Ella también está desaparecida y…

nos engañó haciéndonos perder de vista —admitió el guardia mientras él y los otros se inclinaban en vergüenza y miedo.

La mano de Asher fue a su frente mientras cerraba los ojos, exhalando un aliento frustrado —Oh diablos…

—murmuró, sus peores temores de haber traído a Silvia haciéndose realidad.

—Entonces, ¿qué están haciendo aquí, tontos?

¡Vayan a buscarlas!

¡Ahora!

—El rugido de Lakhur fue feroz, impulsando a los guardias a la acción inmediata mientras se dispersaban para obedecer.

Lakhur luego miró a Asher con una mirada pesada, pero antes de que cualquiera de los reyes pudiera discutir más, las pesadas puertas del castillo se abrieron de golpe.

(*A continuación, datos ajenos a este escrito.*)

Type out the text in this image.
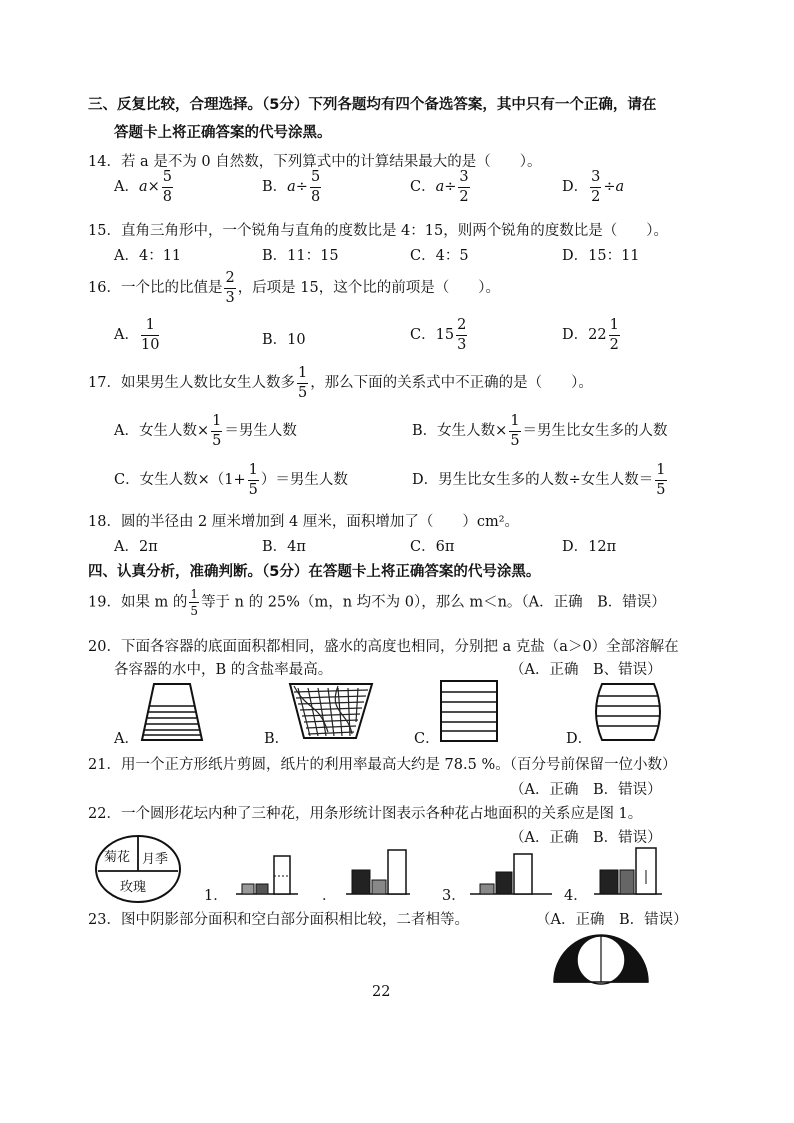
三、反复比较，合理选择。（5分）下列各题均有四个备选答案，其中只有一个正确，请在
答题卡上将正确答案的代号涂黑。
14．若 a 是不为 0 自然数，下列算式中的计算结果最大的是（　　）。
A．$a\times \frac{5}{8}$	B．$a\div \frac{5}{8}$	C．$a\div \frac{3}{2}$	D． $\frac{3}{2} \div a$
15．直角三角形中，一个锐角与直角的度数比是 4：15，则两个锐角的度数比是（　　）。
A．4：11	B．11：15	C．4：5	D．15：11
16．一个比的比值是 $\frac{2}{3}$ ，后项是 15，这个比的前项是（　　）。
A． $\frac{1}{10}$	B．10	C．$15 \frac{2}{3}$	D．$22 \frac{1}{2}$
17．如果男生人数比女生人数多 $\frac{1}{5}$ ，那么下面的关系式中不正确的是（　　）。
A．女生人数× $\frac{1}{5}$ ＝男生人数	B．女生人数× $\frac{1}{5}$ ＝男生比女生多的人数
C．女生人数$\times(1+ \frac{1}{5}$ ）＝男生人数	D．男生比女生多的人数÷女生人数＝ $\frac{1}{5}$
18．圆的半径由 2 厘米增加到 4 厘米，面积增加了（　　）cm²。
A．2π	B．4π	C．6π	D．12π
四、认真分析，准确判断。（5分）在答题卡上将正确答案的代号涂黑。
19．如果 m 的 $\frac{1}{5}$ 等于 n 的 25%（m，n 均不为 0），那么 m＜n。（A．正确　B．错误）
20．下面各容器的底面面积都相同，盛水的高度也相同，分别把 a 克盐（a＞0）全部溶解在
各容器的水中，B 的含盐率最高。	（A．正确　B、错误）
A．	B．	C．	D．
21．用一个正方形纸片剪圆，纸片的利用率最高大约是 78.5 %。（百分号前保留一位小数）
（A．正确　B．错误）
22．一个圆形花坛内种了三种花，用条形统计图表示各种花占地面积的关系应是图 1。
（A．正确　B．错误）
菊花 月季
玫瑰
1．	．	3．	4．
23．图中阴影部分面积和空白部分面积相比较，二者相等。	（A．正确　B．错误）
22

Apareció otro guardia, su voz retumbando a través del ahora silencioso salón —¡Su Majestad!

¡Las encontramos!

Tanto las expresiones de Asher como de Lakhur cambiaron de alarma a aguda anticipación en un instante.

Los guardias que estaban a punto de salir también se detuvieron en seco, sus expresiones impactadas.

Sin mediar palabra, se apresuraron hacia la entrada, sus pensamientos previos olvidados en la prisa de la esperanza urgente y los temores inminentes.